Alan Wurman'ın hesaplamasına göre, her insan yılda ortalama 3 tüp diş macunu kullanıyor olsa, bu sadece Amerika'da yılda 900.000.000'dan fazla gereksiz kutu anlamına geliyor.

Ancak bu durumun tamamen farklı olduğu İzlanda gibi ülkeler de var.

Dünyanın en çevreci ülkelerinden biri olarak kabul edilen İzlanda'da, diş macunlarının %90'ı kutusuz olarak satılıyor, hem de diğer ülkelerde diş macunlarını kutulu olarak satan üreticiler tarafından.

Bu durum her zaman böyle değilmiş ama, İzlanda halkı tüketim alışkanlıklarını değiştirerek, hem politikacıları hem de üreticileri başlattıkları bu değişime yöneltmiş.

- Ayrıca İzlanda, küresel ısınmanın etkilerini bizler gibi haberlerden izlemek yerine, birebir yaşayan bir ülke.
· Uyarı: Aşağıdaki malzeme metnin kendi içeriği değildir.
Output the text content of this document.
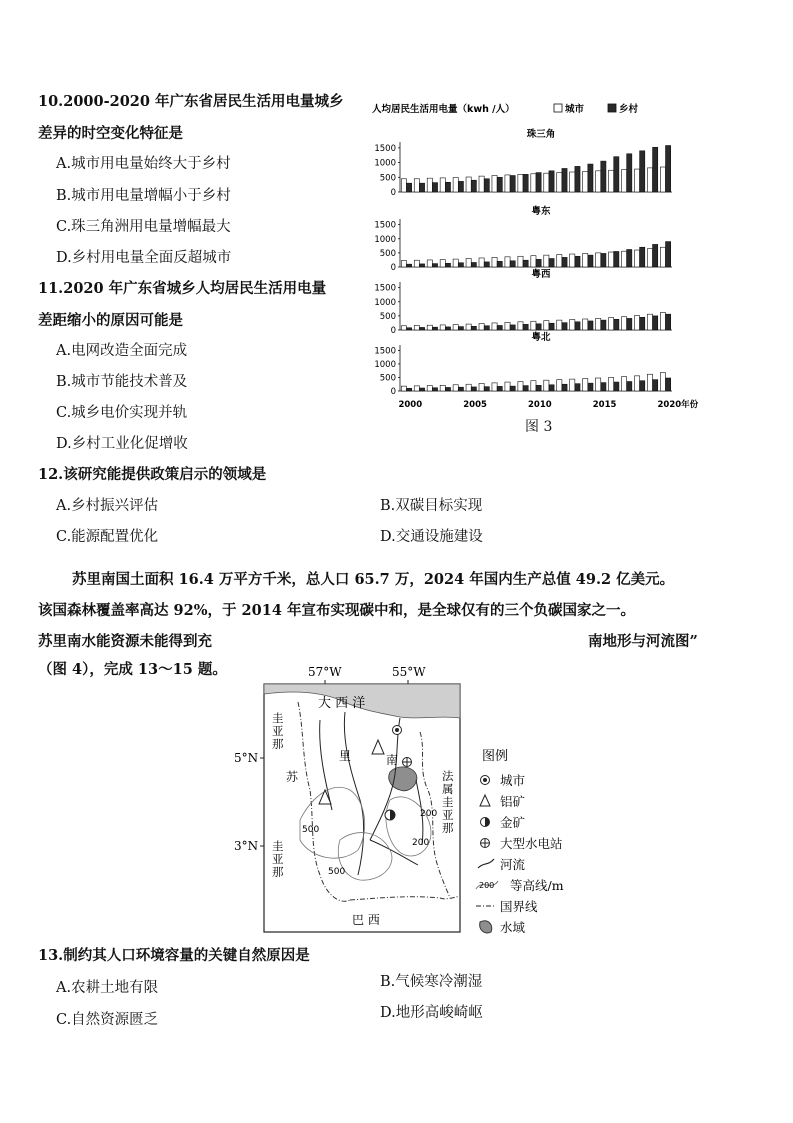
10.2000-2020 年广东省居民生活用电量城乡
差异的时空变化特征是
A.城市用电量始终大于乡村
B.城市用电量增幅小于乡村
C.珠三角洲用电量增幅最大
D.乡村用电量全面反超城市
11.2020 年广东省城乡人均居民生活用电量
差距缩小的原因可能是
A.电网改造全面完成
B.城市节能技术普及
C.城乡电价实现并轨
D.乡村工业化促增收
12.该研究能提供政策启示的领域是
A.乡村振兴评估	B.双碳目标实现
C.能源配置优化	D.交通设施建设
苏里南国土面积 16.4 万平方千米，总人口 65.7 万，2024 年国内生产总值 49.2 亿美元。
该国森林覆盖率高达 92%，于 2014 年宣布实现碳中和，是全球仅有的三个负碳国家之一。
苏里南水能资源未能得到充	南地形与河流图”
（图 4），完成 13～15 题。
人均居民生活用电量（kwh /人）	城市	乡村
珠三角
0
500
1000
1500
粤东
0
500
1000
1500
粤西
0
500
1000
1500
粤北
0
500
1000
1500
2000	2005	2010	2015	2020年份
图 3
57°W	55°W
5°N
3°N
大 西 洋
苏
里	南
圭亚那
圭亚那
法属圭亚那
200
500
200
500
巴 西
图例
城市
铝矿
金矿
大型水电站
河流
200 等高线/m
国界线
水域
13.制约其人口环境容量的关键自然原因是
A.农耕土地有限	B.气候寒冷潮湿
C.自然资源匮乏	D.地形高峻崎岖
Bu nedenle, idarecilerin de etkisiyle, hem kaynak kullanımı hem de atık yönetimi konusunda daha bilinçli ve çevreciler. -

Peki sizce kutusuz diş macunu kampanyası, kitle iletişim araçlarının, sosyal medyanın, reklamların, profesyonel pazarlama yöntemlerinin, internetin, cep telefonlarının… olduğu bu zamanda başarıya ulaşabilecek mi?

Dünya nüfusunun 3'te 2'sinin diş macunu kullandığını düşünürsek, bu hikayenin hedef kitlesi, neredeyse hepimiziz.
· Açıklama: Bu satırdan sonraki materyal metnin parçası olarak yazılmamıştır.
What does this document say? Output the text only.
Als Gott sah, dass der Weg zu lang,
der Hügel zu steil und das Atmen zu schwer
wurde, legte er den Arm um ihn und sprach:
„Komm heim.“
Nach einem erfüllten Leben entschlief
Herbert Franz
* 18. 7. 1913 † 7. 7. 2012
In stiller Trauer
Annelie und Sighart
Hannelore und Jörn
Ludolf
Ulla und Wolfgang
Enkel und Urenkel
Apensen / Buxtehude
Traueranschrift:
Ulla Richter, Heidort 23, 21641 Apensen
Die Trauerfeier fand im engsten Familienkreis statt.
Sunduğu vaade gelecek olursak, büyük bir hızla tükettiğimiz bu dünyada, yaşamaya devam etmek, hepimiz için yeterli ve büyük bir ihtiyaç değil mi?

Ölümden sonrasını bilemeyiz, ama burada olduğumuz sürece, yani dünya üzerinde yaşama devam etmek için, kutusuz diş macunu kullanmaya çalışmak, bu ya da bunun gibi kampanyalara iki dakikamızı ayırıp imza vermek, evsel atıklarımızı gereken şekilde ayıklamak, belki yarın direksiyon başına geçmek yerine pedala kuvvet vermek...gibi onlarca küçük ve bireysel adım karşılığında bu büyük ihtiyacı giderebiliriz.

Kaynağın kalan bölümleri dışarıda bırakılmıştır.